Of all kinds of property belonging to the white men on the borders, horses were most likely to be stolen by the Indians. The theft of their horses greatly enraged the backwoodsmen against the Indian. Horses were taken from the white settlements of the Ohio in Pennsylvania, Virginia and Kentucky before the first fortified stations were begun on the north side of the river.

Wayne's treaty of peace with the Indians August 5, 1795, put an end to the victimizing of white men by Indians but horses continued to be stolen by them.

One account of life among the Indians is given by Col. James Smith's narrative of the remarkable occurrences during his four years captivity beginning in 1755. The Indian's horses, however, do not seem to have been numerous and while the hunters sometimes brought great quantities of meat and skins to the village on horseback, at other times the captive accompanied hunting parties on a distant hunt and after killing a number of deer and beavers they would return to the village heavy laden with skins and meat which, he says, they would carry on their backs, as they had no horse with them.

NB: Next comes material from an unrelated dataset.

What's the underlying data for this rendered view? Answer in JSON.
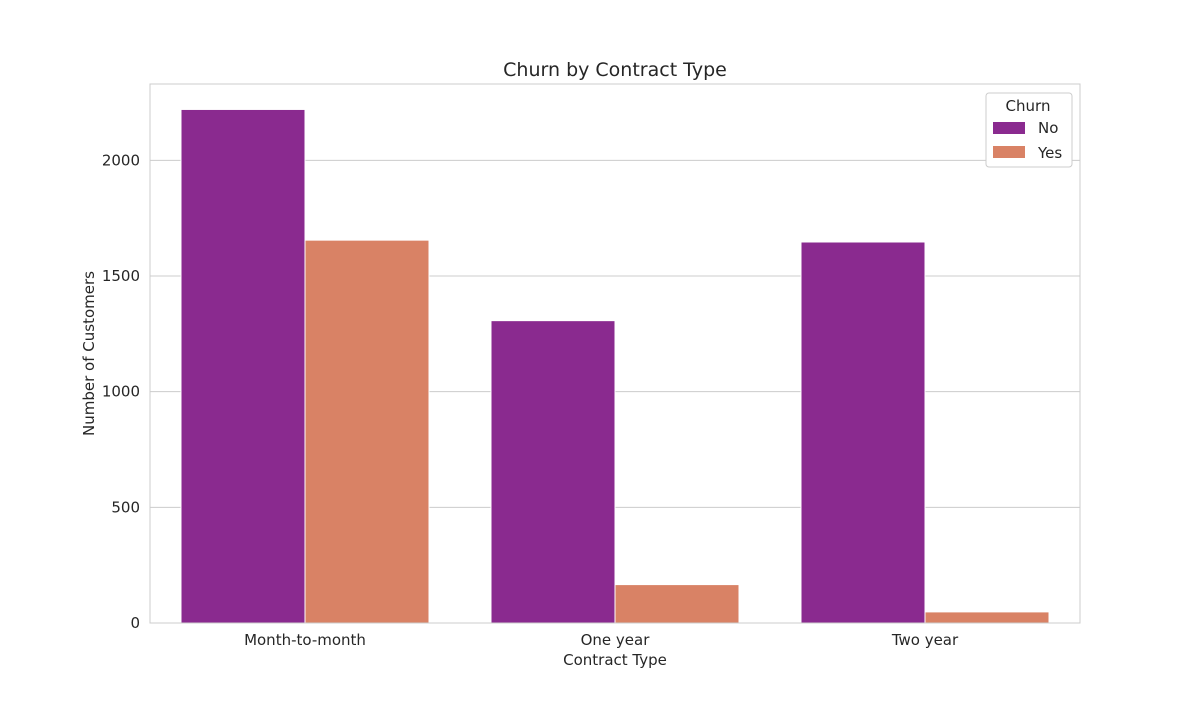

On one occasion Col. Smith and an Indian companion were encamped some distance from the village in the winter and they had a large amount of meat and skins to carry on their shoulders. They found three horses running wild and finding subsistence on the grass of a large treeless plain beneath the snow. They found it impossible to catch the horses. The Indians then proposed that they should run them down. Smith did not believe this could be done but the Indian said he had run down bear, deer, elk and buffalo and he believed that he could run down any animal except the wolf. The experiment was made and the two men began the chase at daylight on a cold day, the horses running in a circle of six or seven miles in circumference. The run was kept up all day, the Indian running all the time and Smith a part of the time. At dark the horses were found to run still with vigor and the task was abandoned.

David Zeisberger, the faithful Moravian missionary among the Indians, wrote in 1779 at his mission home on the Muskingum River in Ohio extensive notes on the life, manners and customs of the Indians. He makes little mention of their cattle and horses. He says: "Because the savages are accustomed to go about in the forest, which is their great delight, they do not care to keep cattle, for in that case they must remain at home to look after them and are prevented from going into the forest. Some have secured cattle, for they are fond of milk and butter. They have horses that roam about and are rarely used except when they wish to ride and it is too troublesome to break them to work." We read with some surprise that both cattle and horses were allowed to find their own food in winter. Zeisberger says: "The Indians make little provisions to feed their cattle in the winter, for as there is no deep snow and the weather is generally mild, cattle and particularly horses can forage for themselves, finding feed in the woods. In the bottoms grass never quite dies away but remains green and toward the end of March and the beginning of April grows again."